You seem to be reading this piece completely devoid of the context in which it is written.
“Pandemic is not the main issue here” – really? the entire post is written in the context of COVID pandemic and what sort of fair uses are available in such scenarios. Pray tell me, how will digital copies reach “millions” (your words) when a non-profit library makes it available to the students or its subscribers? Even if further dissemination is the concern, there are a number of ways available to limit it.
“Free kyu chahiyen har cheez” – I am frankly appalled that this is the kind of spirit you want to live by when the whole globe is engulfed by a pandemic. No one has asked for “free cheez” but their right to access materials well and truly provided for under the legislation. I suppose your use of Hindi (a language which a good percentage of Indians don’t understand) should be a good indicator of the exclusionary spirit you want to propagate.
Also, pl tell me how librarians/universities are expected to negotiate and finalize licence agreements in the middle of a global pandemic???
Ok, first of all, calm down and keep this discussion healthy if you can 🙂
It’s ok to for different people to read the article differently, right? No need to be so aggressive and “appalled” just because I had a different take here.

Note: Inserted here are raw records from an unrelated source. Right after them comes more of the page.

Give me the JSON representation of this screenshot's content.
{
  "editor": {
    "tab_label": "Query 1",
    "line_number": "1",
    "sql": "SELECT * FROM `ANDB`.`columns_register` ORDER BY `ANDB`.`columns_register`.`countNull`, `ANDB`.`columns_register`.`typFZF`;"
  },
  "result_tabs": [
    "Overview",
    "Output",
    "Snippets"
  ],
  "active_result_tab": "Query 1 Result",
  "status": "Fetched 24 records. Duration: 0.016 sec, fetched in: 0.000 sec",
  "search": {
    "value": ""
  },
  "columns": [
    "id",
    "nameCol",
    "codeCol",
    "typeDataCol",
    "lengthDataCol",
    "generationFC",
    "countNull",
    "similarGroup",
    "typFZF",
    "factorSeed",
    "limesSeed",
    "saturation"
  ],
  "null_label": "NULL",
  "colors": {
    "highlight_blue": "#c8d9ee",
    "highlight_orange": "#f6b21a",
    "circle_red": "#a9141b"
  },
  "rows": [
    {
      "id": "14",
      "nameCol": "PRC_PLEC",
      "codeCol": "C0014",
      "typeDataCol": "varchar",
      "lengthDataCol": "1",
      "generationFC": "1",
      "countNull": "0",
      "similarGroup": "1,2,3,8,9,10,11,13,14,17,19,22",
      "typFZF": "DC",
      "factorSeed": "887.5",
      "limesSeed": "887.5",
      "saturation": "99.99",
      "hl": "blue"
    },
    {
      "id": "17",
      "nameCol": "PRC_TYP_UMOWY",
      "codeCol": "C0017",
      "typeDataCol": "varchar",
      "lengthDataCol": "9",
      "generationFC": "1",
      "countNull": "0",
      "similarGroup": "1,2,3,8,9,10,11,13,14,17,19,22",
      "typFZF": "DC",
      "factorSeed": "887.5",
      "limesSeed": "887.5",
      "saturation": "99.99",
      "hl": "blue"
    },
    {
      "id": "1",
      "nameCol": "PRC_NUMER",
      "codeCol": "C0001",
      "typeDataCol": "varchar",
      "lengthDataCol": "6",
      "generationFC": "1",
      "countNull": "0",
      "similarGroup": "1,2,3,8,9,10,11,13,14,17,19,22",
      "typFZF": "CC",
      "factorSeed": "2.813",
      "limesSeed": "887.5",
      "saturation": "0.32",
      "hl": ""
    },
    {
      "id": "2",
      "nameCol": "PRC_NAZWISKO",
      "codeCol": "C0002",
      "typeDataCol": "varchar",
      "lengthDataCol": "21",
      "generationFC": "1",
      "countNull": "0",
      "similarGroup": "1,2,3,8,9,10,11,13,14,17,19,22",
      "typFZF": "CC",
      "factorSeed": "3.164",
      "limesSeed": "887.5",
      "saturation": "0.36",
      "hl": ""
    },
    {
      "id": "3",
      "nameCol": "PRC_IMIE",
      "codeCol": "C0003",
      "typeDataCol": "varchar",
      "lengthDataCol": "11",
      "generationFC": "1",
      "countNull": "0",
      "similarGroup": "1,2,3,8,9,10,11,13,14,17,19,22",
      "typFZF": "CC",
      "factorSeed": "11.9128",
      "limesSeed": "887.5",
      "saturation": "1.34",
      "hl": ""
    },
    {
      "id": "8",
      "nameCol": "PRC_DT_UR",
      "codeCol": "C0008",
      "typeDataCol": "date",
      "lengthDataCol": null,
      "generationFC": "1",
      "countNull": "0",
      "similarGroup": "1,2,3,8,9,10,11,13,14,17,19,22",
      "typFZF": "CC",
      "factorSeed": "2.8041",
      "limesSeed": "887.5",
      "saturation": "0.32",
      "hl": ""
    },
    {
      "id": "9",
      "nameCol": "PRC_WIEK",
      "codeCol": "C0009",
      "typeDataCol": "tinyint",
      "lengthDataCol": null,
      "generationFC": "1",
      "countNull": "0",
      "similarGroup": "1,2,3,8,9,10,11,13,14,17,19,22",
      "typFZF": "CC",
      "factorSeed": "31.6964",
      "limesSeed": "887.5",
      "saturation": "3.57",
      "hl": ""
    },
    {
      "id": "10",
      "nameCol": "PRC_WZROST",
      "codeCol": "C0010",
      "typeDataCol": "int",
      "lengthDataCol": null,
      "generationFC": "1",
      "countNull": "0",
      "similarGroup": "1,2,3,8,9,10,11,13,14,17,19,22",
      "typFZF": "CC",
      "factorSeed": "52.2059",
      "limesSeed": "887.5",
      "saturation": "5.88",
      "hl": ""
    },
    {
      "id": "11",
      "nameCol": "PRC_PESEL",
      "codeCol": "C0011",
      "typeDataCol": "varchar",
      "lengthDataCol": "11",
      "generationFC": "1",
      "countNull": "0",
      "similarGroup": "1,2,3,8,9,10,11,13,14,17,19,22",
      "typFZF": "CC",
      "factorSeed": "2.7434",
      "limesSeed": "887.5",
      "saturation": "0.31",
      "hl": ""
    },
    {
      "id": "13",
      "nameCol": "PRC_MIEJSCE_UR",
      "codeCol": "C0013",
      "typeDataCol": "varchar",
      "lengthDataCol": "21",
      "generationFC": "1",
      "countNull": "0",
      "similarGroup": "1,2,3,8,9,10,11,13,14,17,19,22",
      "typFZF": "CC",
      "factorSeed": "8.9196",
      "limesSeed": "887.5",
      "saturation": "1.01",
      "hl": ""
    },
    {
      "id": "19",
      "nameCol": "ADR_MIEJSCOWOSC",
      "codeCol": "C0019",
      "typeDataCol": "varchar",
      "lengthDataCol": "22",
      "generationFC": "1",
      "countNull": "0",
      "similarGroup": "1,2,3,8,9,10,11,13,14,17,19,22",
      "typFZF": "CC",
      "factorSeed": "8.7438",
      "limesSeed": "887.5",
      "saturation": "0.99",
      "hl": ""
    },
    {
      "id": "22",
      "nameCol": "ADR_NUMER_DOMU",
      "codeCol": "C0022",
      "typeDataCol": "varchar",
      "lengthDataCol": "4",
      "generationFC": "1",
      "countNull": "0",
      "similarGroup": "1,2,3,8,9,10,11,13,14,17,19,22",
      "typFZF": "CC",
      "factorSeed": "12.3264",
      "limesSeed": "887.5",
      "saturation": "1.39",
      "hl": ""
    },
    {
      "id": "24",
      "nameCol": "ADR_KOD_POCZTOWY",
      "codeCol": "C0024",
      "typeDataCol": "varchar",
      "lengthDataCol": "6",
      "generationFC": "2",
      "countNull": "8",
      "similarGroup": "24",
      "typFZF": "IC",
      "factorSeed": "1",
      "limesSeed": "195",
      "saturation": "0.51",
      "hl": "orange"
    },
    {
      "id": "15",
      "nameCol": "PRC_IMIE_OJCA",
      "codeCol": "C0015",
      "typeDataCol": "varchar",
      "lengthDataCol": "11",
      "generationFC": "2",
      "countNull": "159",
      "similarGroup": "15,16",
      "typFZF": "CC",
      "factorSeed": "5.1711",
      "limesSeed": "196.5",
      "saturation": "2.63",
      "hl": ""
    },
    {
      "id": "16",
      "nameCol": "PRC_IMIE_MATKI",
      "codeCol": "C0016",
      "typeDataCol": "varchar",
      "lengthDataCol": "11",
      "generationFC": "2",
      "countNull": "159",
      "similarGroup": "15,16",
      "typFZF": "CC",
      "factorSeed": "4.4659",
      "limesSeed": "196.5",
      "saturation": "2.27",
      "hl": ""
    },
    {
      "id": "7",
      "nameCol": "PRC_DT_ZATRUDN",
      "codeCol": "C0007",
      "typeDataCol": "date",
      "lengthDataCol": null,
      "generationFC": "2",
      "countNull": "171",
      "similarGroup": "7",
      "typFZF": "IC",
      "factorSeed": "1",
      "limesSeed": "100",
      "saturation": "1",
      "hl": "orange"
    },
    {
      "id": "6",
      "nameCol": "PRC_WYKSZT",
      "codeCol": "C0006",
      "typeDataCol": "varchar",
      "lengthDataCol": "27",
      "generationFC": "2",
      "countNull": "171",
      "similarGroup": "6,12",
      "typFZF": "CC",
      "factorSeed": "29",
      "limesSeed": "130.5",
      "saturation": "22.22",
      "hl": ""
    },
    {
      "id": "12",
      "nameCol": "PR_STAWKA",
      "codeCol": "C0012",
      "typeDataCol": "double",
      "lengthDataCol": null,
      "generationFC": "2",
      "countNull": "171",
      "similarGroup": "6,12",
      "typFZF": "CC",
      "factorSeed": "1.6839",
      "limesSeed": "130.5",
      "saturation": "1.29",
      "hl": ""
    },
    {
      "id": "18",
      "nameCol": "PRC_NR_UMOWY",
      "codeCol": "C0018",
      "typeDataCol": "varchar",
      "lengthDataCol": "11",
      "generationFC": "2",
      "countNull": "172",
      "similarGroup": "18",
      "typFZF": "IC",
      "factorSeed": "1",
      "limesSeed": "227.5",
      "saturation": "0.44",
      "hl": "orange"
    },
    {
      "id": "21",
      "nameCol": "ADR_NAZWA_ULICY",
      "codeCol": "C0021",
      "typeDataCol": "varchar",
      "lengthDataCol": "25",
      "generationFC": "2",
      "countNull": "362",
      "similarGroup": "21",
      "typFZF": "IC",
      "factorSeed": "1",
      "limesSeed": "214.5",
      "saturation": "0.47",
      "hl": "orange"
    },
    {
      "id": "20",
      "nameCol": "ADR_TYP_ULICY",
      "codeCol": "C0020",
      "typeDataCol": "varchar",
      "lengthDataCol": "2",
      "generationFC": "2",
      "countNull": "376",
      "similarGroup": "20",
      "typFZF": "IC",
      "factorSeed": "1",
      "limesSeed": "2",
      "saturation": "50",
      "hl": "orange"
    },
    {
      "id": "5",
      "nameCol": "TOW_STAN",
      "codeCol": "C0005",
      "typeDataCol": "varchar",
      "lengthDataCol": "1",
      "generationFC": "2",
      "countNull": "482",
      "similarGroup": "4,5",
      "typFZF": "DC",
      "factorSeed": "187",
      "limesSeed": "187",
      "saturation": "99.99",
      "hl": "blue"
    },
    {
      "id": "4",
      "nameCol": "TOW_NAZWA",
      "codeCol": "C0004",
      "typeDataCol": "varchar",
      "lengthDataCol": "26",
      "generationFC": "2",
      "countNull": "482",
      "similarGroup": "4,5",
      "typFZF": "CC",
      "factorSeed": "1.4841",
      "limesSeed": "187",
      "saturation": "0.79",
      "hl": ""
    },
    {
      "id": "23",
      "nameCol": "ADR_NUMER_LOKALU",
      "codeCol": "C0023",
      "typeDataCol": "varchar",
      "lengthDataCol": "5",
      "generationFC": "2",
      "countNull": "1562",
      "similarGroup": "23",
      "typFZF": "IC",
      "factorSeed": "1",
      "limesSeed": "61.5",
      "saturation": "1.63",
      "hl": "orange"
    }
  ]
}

Second of all, the legal issue raised in the article, to my mind, was more to do with fair use and less to do with the Pandemic. Yes, the Pandemic is indeed the context but my comment was more on the interpretation of what is fair use under 52(1)(n) and whether that is the right way forward given the owner’s interests. The section says what it says unfortunately, covid won’t change that. And the interpretation and policy of law is best framed keeping the larger picture in mind, not a temporary contingency.
Thirdly, did you really just equate me using Hindi with displaying of an “exclusionary spirit” toward non Hindi speaking readers? For real? Anyway, I won’t even dignify that with a response.
Fourthly, and just to answer your query about how the libraries would get a license from the owners in this situation, compulsory / statutory licensing can be a decent option you know. If this option can work well under the Patents Act to make medicines available at mandatory pricing, it can surely be given try for books, no? Or, How about declaring books an essential commodity and passing a notification mandating their availability and fixing the a bare minimum access price. Surely, if one puts his mind on it, several reasonable ways can be found to make this work.
I’d be happy to have a substantive discussion on this, but something tells me that another anonymous, bashful response with a fake user name is coming my way after this comment ( though I hope not 🙂
I think Ankit’s use of contemporary idiomatic Hinglish is okay and shouldn’t pose any problem to non-Hindi speakers: Pandemic Panda’s response shows that he/she understood what he said perfectly well. I don’t see how any kind of exception for pandemics could be worked into section 52. The question turns on the interpretation of the educational exceptions, and since the facts of the DU case were different it is by no means clear that the decision in the case is a precedent for the situation that Namratha discussed, as she herself noted.. Without expressing any opinion, I must say that unlike Ms or Mr Panda both Namratha and Ankit discussed the point at issue.